We found a 50% reduction in the recurrence in the low dose tamoxifen arm compared with placebo which is the same effect that we found in the past with 20mg which is the standard dose. We used, however, 5mg per day which is a lower dose which is associated with fewer side effects. Our side effects with tamoxifen typically are endometrial cancer, deep vein thrombosis, menopausal symptoms such as hot flushes, vaginal dryness, pain during intercourse and others. In this trial we showed a lowering of these serious adverse events – we just noted one case of stage 1 endometrial cancer, we would predict nearly 3 with a full dose. We saw one case each of venous thromboembolism, both in the tamoxifen arm and the placebo arm whereas we would have predicted 2.5 with a full dose. Perhaps more importantly we saw no difference in menopausal symptoms, there was in fact a slight borderline significant increase in the number of hot flushes per day which resulted in less than one extra hot flush per day compared with placebo, no increase in the intensity of the hot flushes and, perhaps more importantly, no increase in pain during intercourse or vaginal dryness. Finally, we noted no increase in arthralgias or musculoskeletal pain which are frequently associated with aromatase inhibitor treatment.

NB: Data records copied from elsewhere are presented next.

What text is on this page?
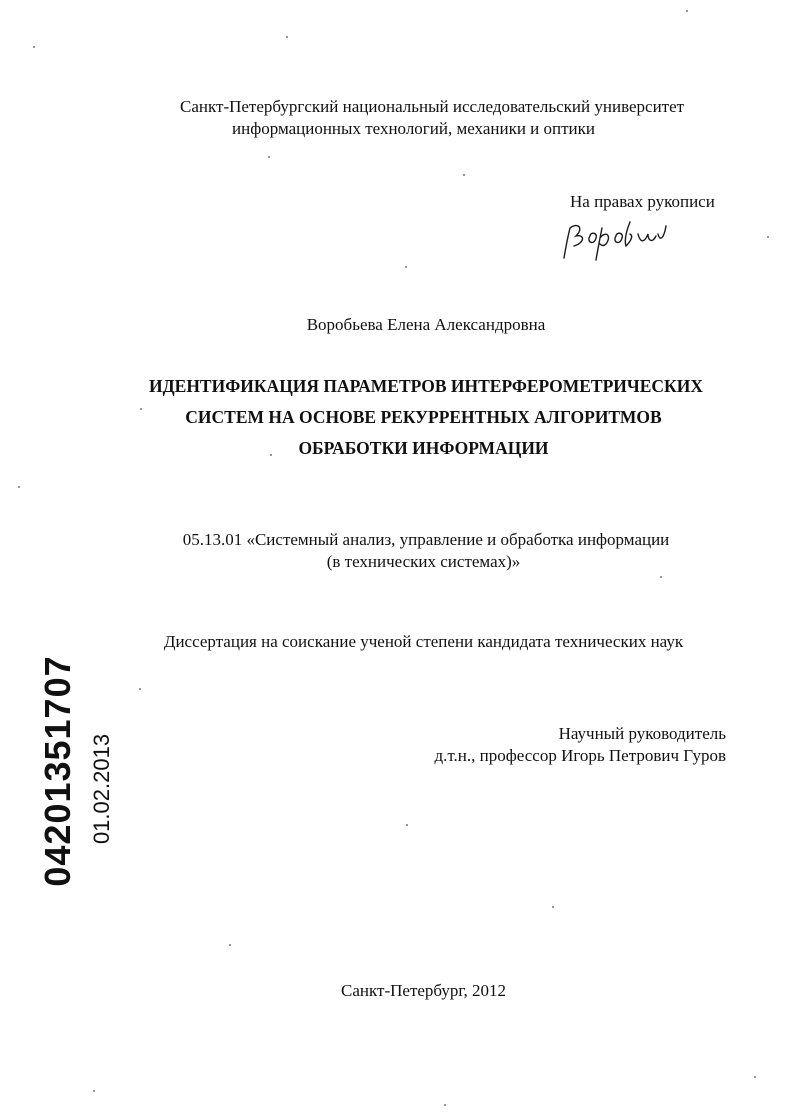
Санкт-Петербургский национальный исследовательский университет
информационных технологий, механики и оптики
На правах рукописи
Воробьева Елена Александровна
ИДЕНТИФИКАЦИЯ ПАРАМЕТРОВ ИНТЕРФЕРОМЕТРИЧЕСКИХ
СИСТЕМ НА ОСНОВЕ РЕКУРРЕНТНЫХ АЛГОРИТМОВ
ОБРАБОТКИ ИНФОРМАЦИИ
05.13.01 «Системный анализ, управление и обработка информации
(в технических системах)»
Диссертация на соискание ученой степени кандидата технических наук
Научный руководитель
д.т.н., профессор Игорь Петрович Гуров
Санкт-Петербург, 2012
04201351707 01.02.2013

What are the next steps for this study?

We saw a very intriguing 75% reduction of contralateral breast cancer which, of course, opens the doors for a primary prevention trial in healthy at risk women because the side effects of tamoxifen have prevented its broad use in prevention despite strong evidence of efficacy but the side effects preclude its use. So we hope that with the lower dose more women will take this drug for primary prevention, especially those who are at high risk, including perhaps the women with a BRCA mutation.

Have you got anything to add?

The study was supported by the government, the Italian government, and two charities – the Italian Association for Cancer Research and the Italian League Against Cancer. We are indebted to these associations, institutions, for supporting a study aimed at maintaining a fair, equitable and affordable medicine.